Music Reviews

Correo Aereo

Lo Que Me Dijo el Viento

Orchard

You know that scene in the movie where Kevin Spacey is an anti-death-penalty dude on death row? You know the one, where there’s all that really intense Latin percussion and strummy guitar that goes “Laira la la, la la la”? Well, neither do I, I never saw that movie. But apparently that was Correo Aereo’s song “Cuatrapeado,” which I have experienced, and it’s beautiful and propulsive and seductive, as this whole compact disc (which came out back in 2001 but now that the movie’s out the publicity company is getting it out there again) proves to be.
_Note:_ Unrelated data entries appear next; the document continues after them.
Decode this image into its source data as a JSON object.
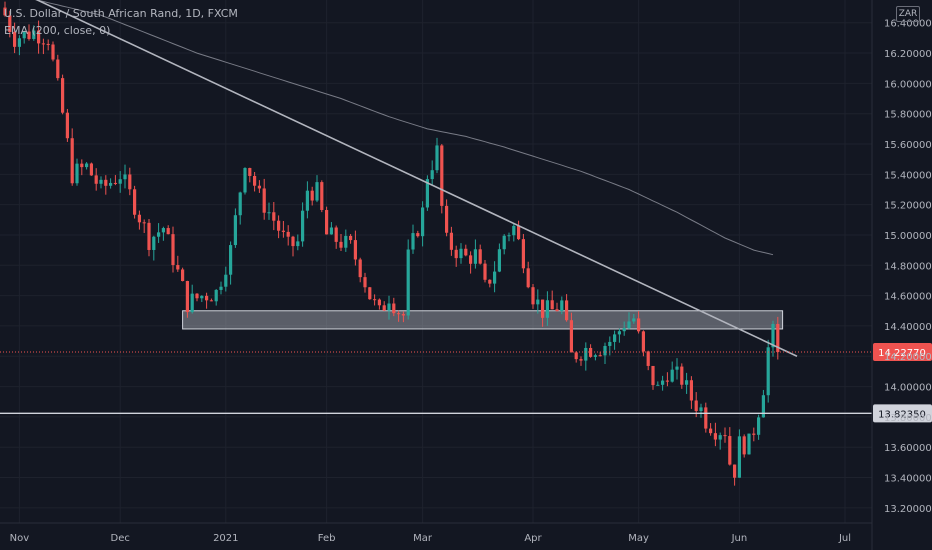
{
  "header": {
    "symbol_line": "U.S. Dollar / South African Rand, 1D, FXCM",
    "indicator_line": "EMA (200, close, 0)",
    "currency_badge": "ZAR"
  },
  "chart_data": {
    "type": "candlestick",
    "ylim": [
      13.1,
      16.55
    ],
    "y_ticks": [
      "16.40000",
      "16.20000",
      "16.00000",
      "15.80000",
      "15.60000",
      "15.40000",
      "15.20000",
      "15.00000",
      "14.80000",
      "14.60000",
      "14.40000",
      "14.20000",
      "14.00000",
      "13.80000",
      "13.60000",
      "13.40000",
      "13.20000"
    ],
    "x_ticks": [
      {
        "label": "Nov",
        "index": 3
      },
      {
        "label": "Dec",
        "index": 24
      },
      {
        "label": "2021",
        "index": 46
      },
      {
        "label": "Feb",
        "index": 67
      },
      {
        "label": "Mar",
        "index": 87
      },
      {
        "label": "Apr",
        "index": 110
      },
      {
        "label": "May",
        "index": 132
      },
      {
        "label": "Jun",
        "index": 153
      },
      {
        "label": "Jul",
        "index": 175
      }
    ],
    "bar_count": 176,
    "colors": {
      "up": "#26a69a",
      "down": "#ef5350",
      "background": "#131722",
      "ema": "#787b86",
      "trendline": "#b2b5be",
      "price_line": "#ef5350"
    },
    "price_path": [
      [
        0,
        16.45
      ],
      [
        2,
        16.3
      ],
      [
        6,
        16.34
      ],
      [
        9,
        16.3
      ],
      [
        12,
        15.8
      ],
      [
        14,
        15.4
      ],
      [
        17,
        15.45
      ],
      [
        20,
        15.3
      ],
      [
        24,
        15.4
      ],
      [
        27,
        15.2
      ],
      [
        30,
        14.97
      ],
      [
        33,
        15.05
      ],
      [
        36,
        14.75
      ],
      [
        38,
        14.55
      ],
      [
        41,
        14.6
      ],
      [
        44,
        14.62
      ],
      [
        47,
        14.9
      ],
      [
        50,
        15.5
      ],
      [
        53,
        15.25
      ],
      [
        56,
        15.1
      ],
      [
        59,
        14.92
      ],
      [
        61,
        14.95
      ],
      [
        63,
        15.3
      ],
      [
        65,
        15.28
      ],
      [
        67,
        15.0
      ],
      [
        69,
        14.97
      ],
      [
        72,
        14.92
      ],
      [
        74,
        14.78
      ],
      [
        76,
        14.6
      ],
      [
        78,
        14.48
      ],
      [
        80,
        14.6
      ],
      [
        82,
        14.5
      ],
      [
        83,
        14.47
      ],
      [
        84,
        14.85
      ],
      [
        86,
        15.05
      ],
      [
        87,
        15.15
      ],
      [
        88,
        15.4
      ],
      [
        90,
        15.55
      ],
      [
        91,
        15.18
      ],
      [
        92,
        14.95
      ],
      [
        94,
        14.9
      ],
      [
        96,
        14.85
      ],
      [
        98,
        14.87
      ],
      [
        100,
        14.65
      ],
      [
        102,
        14.78
      ],
      [
        104,
        15.0
      ],
      [
        106,
        15.05
      ],
      [
        108,
        14.85
      ],
      [
        110,
        14.6
      ],
      [
        112,
        14.5
      ],
      [
        114,
        14.5
      ],
      [
        116,
        14.55
      ],
      [
        118,
        14.2
      ],
      [
        121,
        14.25
      ],
      [
        124,
        14.26
      ],
      [
        127,
        14.32
      ],
      [
        129,
        14.42
      ],
      [
        131,
        14.45
      ],
      [
        133,
        14.2
      ],
      [
        134,
        14.1
      ],
      [
        136,
        13.98
      ],
      [
        138,
        14.1
      ],
      [
        141,
        14.05
      ],
      [
        143,
        13.92
      ],
      [
        145,
        13.85
      ],
      [
        146,
        13.78
      ],
      [
        148,
        13.72
      ],
      [
        150,
        13.71
      ],
      [
        151,
        13.5
      ],
      [
        152,
        13.45
      ],
      [
        153,
        13.62
      ],
      [
        155,
        13.62
      ],
      [
        156,
        13.72
      ],
      [
        157,
        13.85
      ],
      [
        158,
        14.0
      ],
      [
        159,
        14.25
      ],
      [
        160,
        14.35
      ],
      [
        161,
        14.227
      ]
    ],
    "ema_path": [
      [
        0,
        16.6
      ],
      [
        20,
        16.45
      ],
      [
        40,
        16.2
      ],
      [
        55,
        16.05
      ],
      [
        70,
        15.9
      ],
      [
        80,
        15.78
      ],
      [
        88,
        15.7
      ],
      [
        96,
        15.65
      ],
      [
        104,
        15.58
      ],
      [
        112,
        15.5
      ],
      [
        120,
        15.42
      ],
      [
        130,
        15.3
      ],
      [
        140,
        15.15
      ],
      [
        150,
        14.98
      ],
      [
        156,
        14.9
      ],
      [
        160,
        14.87
      ]
    ],
    "zone": {
      "x0": 37,
      "x1": 162,
      "y_low": 14.38,
      "y_high": 14.5
    },
    "trendline": {
      "x0": 0,
      "y0": 16.65,
      "x1": 165,
      "y1": 14.2
    },
    "support_level": {
      "value": 13.8235,
      "label": "13.82350"
    },
    "last_price": {
      "value": 14.2277,
      "label": "14.22770"
    }
  }
}
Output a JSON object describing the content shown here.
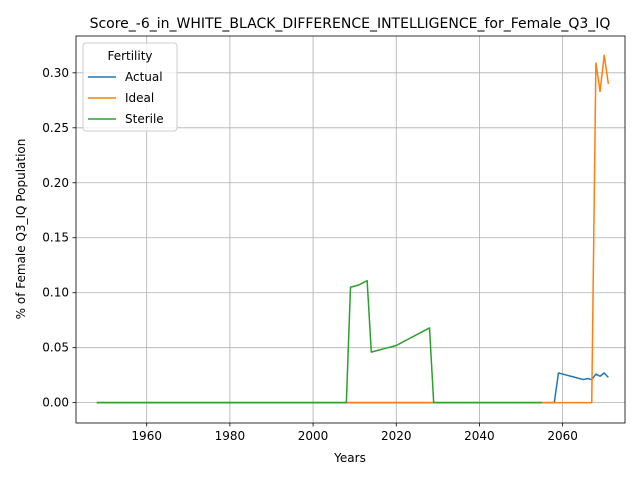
{
  "chart_data": {
    "type": "line",
    "title": "Score_-6_in_WHITE_BLACK_DIFFERENCE_INTELLIGENCE_for_Female_Q3_IQ",
    "xlabel": "Years",
    "ylabel": "% of Female Q3_IQ Population",
    "xlim": [
      1943,
      2075
    ],
    "ylim": [
      -0.0185,
      0.3335
    ],
    "xticks": [
      1960,
      1980,
      2000,
      2020,
      2040,
      2060
    ],
    "yticks": [
      0.0,
      0.05,
      0.1,
      0.15,
      0.2,
      0.25,
      0.3
    ],
    "ytick_labels": [
      "0.00",
      "0.05",
      "0.10",
      "0.15",
      "0.20",
      "0.25",
      "0.30"
    ],
    "grid": true,
    "legend": {
      "title": "Fertility",
      "placement": "upper left"
    },
    "series": [
      {
        "name": "Actual",
        "color": "#1f77b4",
        "points": [
          [
            1948,
            0.0
          ],
          [
            2058,
            0.0
          ],
          [
            2059,
            0.027
          ],
          [
            2060,
            0.026
          ],
          [
            2061,
            0.025
          ],
          [
            2062,
            0.024
          ],
          [
            2063,
            0.023
          ],
          [
            2064,
            0.022
          ],
          [
            2065,
            0.021
          ],
          [
            2066,
            0.022
          ],
          [
            2067,
            0.021
          ],
          [
            2068,
            0.026
          ],
          [
            2069,
            0.024
          ],
          [
            2070,
            0.027
          ],
          [
            2071,
            0.023
          ]
        ]
      },
      {
        "name": "Ideal",
        "color": "#ff7f0e",
        "points": [
          [
            1948,
            0.0
          ],
          [
            2066,
            0.0
          ],
          [
            2067,
            0.0
          ],
          [
            2068,
            0.309
          ],
          [
            2069,
            0.283
          ],
          [
            2070,
            0.316
          ],
          [
            2071,
            0.29
          ]
        ]
      },
      {
        "name": "Sterile",
        "color": "#2ca02c",
        "points": [
          [
            1948,
            0.0
          ],
          [
            2008,
            0.0
          ],
          [
            2009,
            0.105
          ],
          [
            2010,
            0.106
          ],
          [
            2011,
            0.107
          ],
          [
            2012,
            0.109
          ],
          [
            2013,
            0.111
          ],
          [
            2014,
            0.046
          ],
          [
            2015,
            0.047
          ],
          [
            2016,
            0.048
          ],
          [
            2017,
            0.049
          ],
          [
            2018,
            0.05
          ],
          [
            2019,
            0.051
          ],
          [
            2020,
            0.052
          ],
          [
            2021,
            0.054
          ],
          [
            2022,
            0.056
          ],
          [
            2023,
            0.058
          ],
          [
            2024,
            0.06
          ],
          [
            2025,
            0.062
          ],
          [
            2026,
            0.064
          ],
          [
            2027,
            0.066
          ],
          [
            2028,
            0.068
          ],
          [
            2029,
            0.0
          ],
          [
            2055,
            0.0
          ]
        ]
      }
    ]
  }
}
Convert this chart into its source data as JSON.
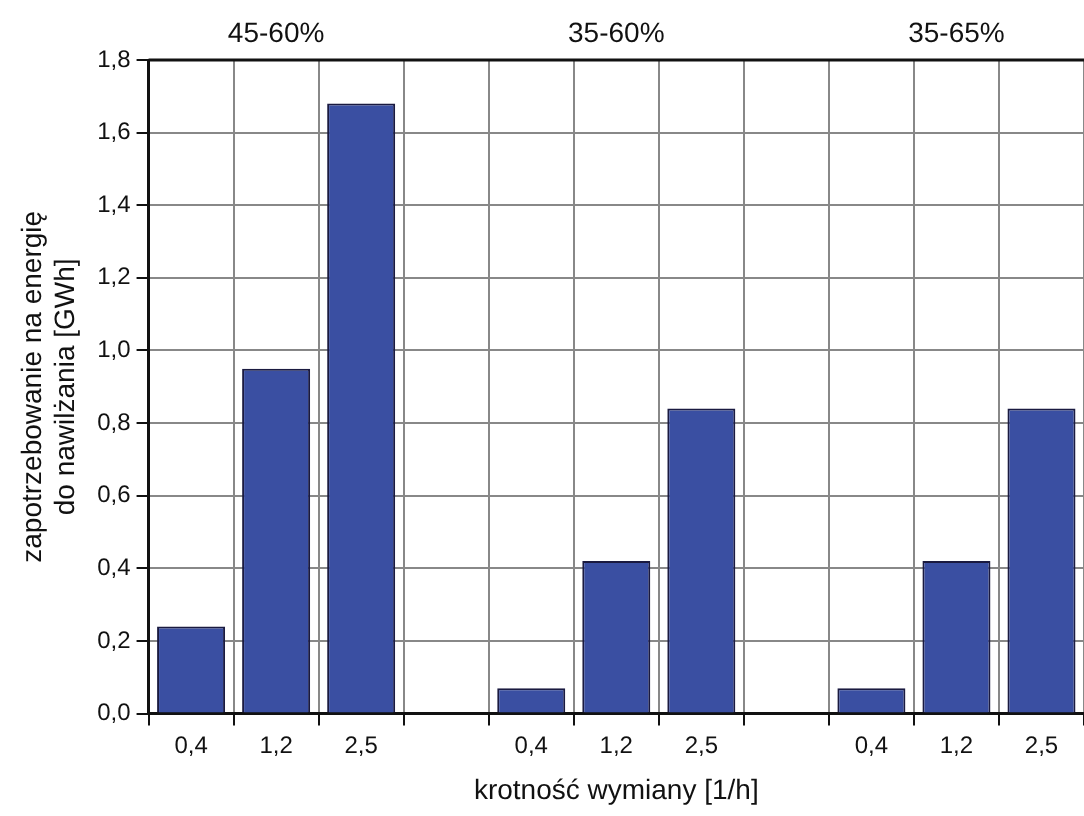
{
  "chart_data": {
    "type": "bar",
    "xlabel": "krotność wymiany [1/h]",
    "ylabel": "zapotrzebowanie na energię\ndo nawilżania [GWh]",
    "categories": [
      "0,4",
      "1,2",
      "2,5",
      null,
      "0,4",
      "1,2",
      "2,5",
      null,
      "0,4",
      "1,2",
      "2,5"
    ],
    "values": [
      0.24,
      0.95,
      1.68,
      null,
      0.07,
      0.42,
      0.84,
      null,
      0.07,
      0.42,
      0.84
    ],
    "color": "#3a4fa2",
    "ylim": [
      0,
      1.8
    ],
    "yticks": [
      {
        "value": 0,
        "label": "0,0"
      },
      {
        "value": 0.2,
        "label": "0,2"
      },
      {
        "value": 0.4,
        "label": "0,4"
      },
      {
        "value": 0.6,
        "label": "0,6"
      },
      {
        "value": 0.8,
        "label": "0,8"
      },
      {
        "value": 1.0,
        "label": "1,0"
      },
      {
        "value": 1.2,
        "label": "1,2"
      },
      {
        "value": 1.4,
        "label": "1,4"
      },
      {
        "value": 1.6,
        "label": "1,6"
      },
      {
        "value": 1.8,
        "label": "1,8"
      }
    ],
    "annotations": [
      "45-60%",
      "35-60%",
      "35-65%"
    ],
    "grid": true
  }
}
Correo Aereo is pretty much two people: Abel Rocha is the sexy male guitar- and harp-playing singer, and Madeleine Sosin is the sexy woman violin- and percussion-playing singer. They also have a sexy bass player named Rosie Ochoa on most of these tracks – must have been quite a hubba-hubba lineup back when this first came out! But the music itself is very sensuous, most of the songs being adaptations of folksongs from various Spanish-speaking nations, done as world-folk. Rocha puts as much effort into traditional songs like Venezuela’s son-like “Golpes Tocuyanos” as he does into his own song “De Mis Memorias,” and just generally sounds like a studly dude with great chops. And Sosin’s violin work (check the beginning of “La Mariquita”!) is just as impressive as her singing.

I like how Correo Aereo is able to absorb all the different influences of all this music and re-make it as something unusual, cool and vital. There’s a lot of tense interplay between guitar and violin on tracks like “La Rosa,” but (sadly) that doesn’t happen often enough on Lo Que Me Dijo el Viento. It’s a little too “respectable” sometimes, a bit too calculated; but even the songs that do that are too beautiful to hate, so you end up loving them.

What I don’t like about Correo Aereo is the fact that they haven’t put out an album since this. Come on, dudez: get with the program and start cluttering up the soundscape with more wonderful hot worldly records like this. It’s for our own good!